Open gbulfon opened this issue 5 years ago • 4 comments

Hi, is there any reason why a Windows VM shutting down from within Windows leaves the specific svc in maintenance state? I always need to disable the specific svc to enable it again.

Gabriele

gbulfon avatar Jan 02 '20 13:01 gbulfon

This usually means that the qemu process did not stop before the stop method timed out (set to 300 seconds). Can you check that the windows VM is acutally shutting down? If so, and it takes longer than 300 seconds you might want to increase the timeout property of the stop method in SMF.

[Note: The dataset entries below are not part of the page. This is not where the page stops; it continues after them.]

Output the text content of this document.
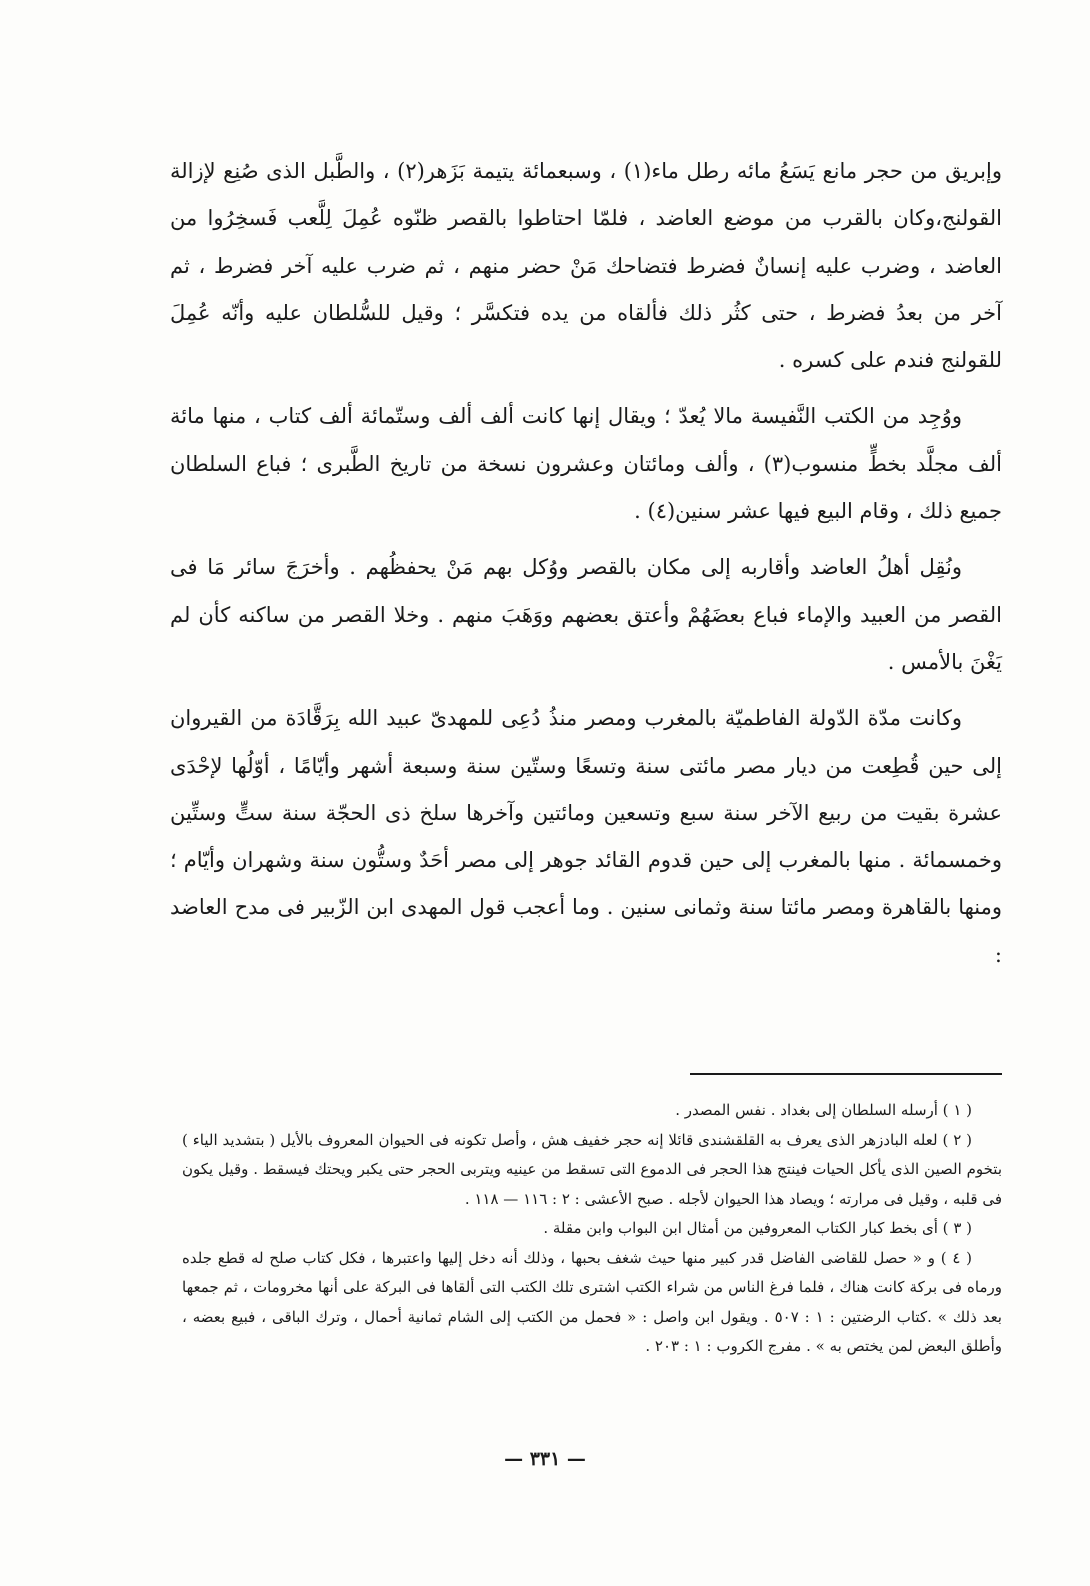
وإبريق من حجر مانع يَسَعُ مائه رطل ماء(١) ، وسبعمائة يتيمة بَزَهر(٢) ، والطَّبل الذى صُنِع لإزالة القولنج،وكان بالقرب من موضع العاضد ، فلمّا احتاطوا بالقصر ظنّوه عُمِلَ لِلَّعب فَسخِرُوا من العاضد ، وضرب عليه إنسانٌ فضرط فتضاحك مَنْ حضر منهم ، ثم ضرب عليه آخر فضرط ، ثم آخر من بعدُ فضرط ، حتى كثُر ذلك فألقاه من يده فتكسَّر ؛ وقيل للسُّلطان عليه وأنّه عُمِلَ للقولنج فندم على كسره .

ووُجِد من الكتب النَّفيسة مالا يُعدّ ؛ ويقال إنها كانت ألف ألف وستّمائة ألف كتاب ، منها مائة ألف مجلَّد بخطٍّ منسوب(٣) ، وألف ومائتان وعشرون نسخة من تاريخ الطَّبرى ؛ فباع السلطان جميع ذلك ، وقام البيع فيها عشر سنين(٤) .

ونُقِل أهلُ العاضد وأقاربه إلى مكان بالقصر ووُكل بهم مَنْ يحفظُهم . وأخرَجَ سائر مَا فى القصر من العبيد والإماء فباع بعضَهُمْ وأعتق بعضهم ووَهَبَ منهم . وخلا القصر من ساكنه كأن لم يَغْنَ بالأمس .

وكانت مدّة الدّولة الفاطميّة بالمغرب ومصر منذُ دُعِى للمهدىّ عبيد الله بِرَقَّادَة من القيروان إلى حين قُطِعت من ديار مصر مائتى سنة وتسعًا وستّين سنة وسبعة أشهر وأيّامًا ، أوّلُها لإحْدَى عشرة بقيت من ربيع الآخر سنة سبع وتسعين ومائتين وآخرها سلخ ذى الحجّة سنة ستٍّ وستِّين وخمسمائة . منها بالمغرب إلى حين قدوم القائد جوهر إلى مصر أحَدٌ وستُّون سنة وشهران وأيّام ؛ ومنها بالقاهرة ومصر مائتا سنة وثمانى سنين . وما أعجب قول المهدى ابن الزّبير فى مدح العاضد :

( ١ ) أرسله السلطان إلى بغداد . نفس المصدر .

( ٢ ) لعله البادزهر الذى يعرف به القلقشندى قائلا إنه حجر خفيف هش ، وأصل تكونه فى الحيوان المعروف بالأيل ( بتشديد الياء ) بتخوم الصين الذى يأكل الحيات فينتج هذا الحجر فى الدموع التى تسقط من عينيه ويتربى الحجر حتى يكبر ويحتك فيسقط . وقيل يكون فى قلبه ، وقيل فى مرارته ؛ ويصاد هذا الحيوان لأجله . صبح الأعشى : ٢ : ١١٦ — ١١٨ .

( ٣ ) أى بخط كبار الكتاب المعروفين من أمثال ابن البواب وابن مقلة .

( ٤ ) و « حصل للقاضى الفاضل قدر كبير منها حيث شغف بحبها ، وذلك أنه دخل إليها واعتبرها ، فكل كتاب صلح له قطع جلده ورماه فى بركة كانت هناك ، فلما فرغ الناس من شراء الكتب اشترى تلك الكتب التى ألقاها فى البركة على أنها مخرومات ، ثم جمعها بعد ذلك » .كتاب الرضتين : ١ : ٥٠٧ . ويقول ابن واصل : « فحمل من الكتب إلى الشام ثمانية أحمال ، وترك الباقى ، فبيع بعضه ، وأطلق البعض لمن يختص به » . مفرج الكروب : ١ : ٢٠٣ .

— ٣٣١ —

edit: sorry just realised that you are shutting down from within the VM. Well yes that will leave the the specific FMRI in maintenance state. As from SFM's point of view the qemu process just "disappeared".

hadfl avatar Jan 02 '20 20:01 hadfl

I understand what you mean. But from the point of view of an admin interface, if you look for example at VMware or Proxmox, shutting down the machine from within the VM shows the machine as stopped, as expected by an admin user. If I ever want to create an admin interface for this, how can I determine that this is not actually "maintenance" but normal system shutdown? Is there any way that the svc can see that qemu disappeared normally and not abnormally, then show a normal "disabled" state?

gbulfon avatar Jan 05 '20 17:01 gbulfon

I don't think there is a mechanism in SMF for that. But if you are aware of one, let me know.

For the behaviour you expect you are probably better off using branded zones (like e.g. kvm/bhyve branded zones on OmniOS) instead of services

hadfl avatar Jan 06 '20 19:01 hadfl

Usually, old style start/stop scripts would check for a known pid file. If the process is absent and there is no pid file, that has clearly shutdown and deleted it for known reasons, so the service should be "disabled". If the process is absent and there is stilla a pid file, this is an abnormal state, and should be "maintenance".

I don't know if qemu cmd has any flag to drop its pid file somewhere and remove it on clean shutdown. If not, this may be implemented with a wrapper starting qemu, keeping the pid number and saving it in a known place, then join qemu process and check for errno on exit, to decide if the pid file should be deleted or not (clean exit, or not).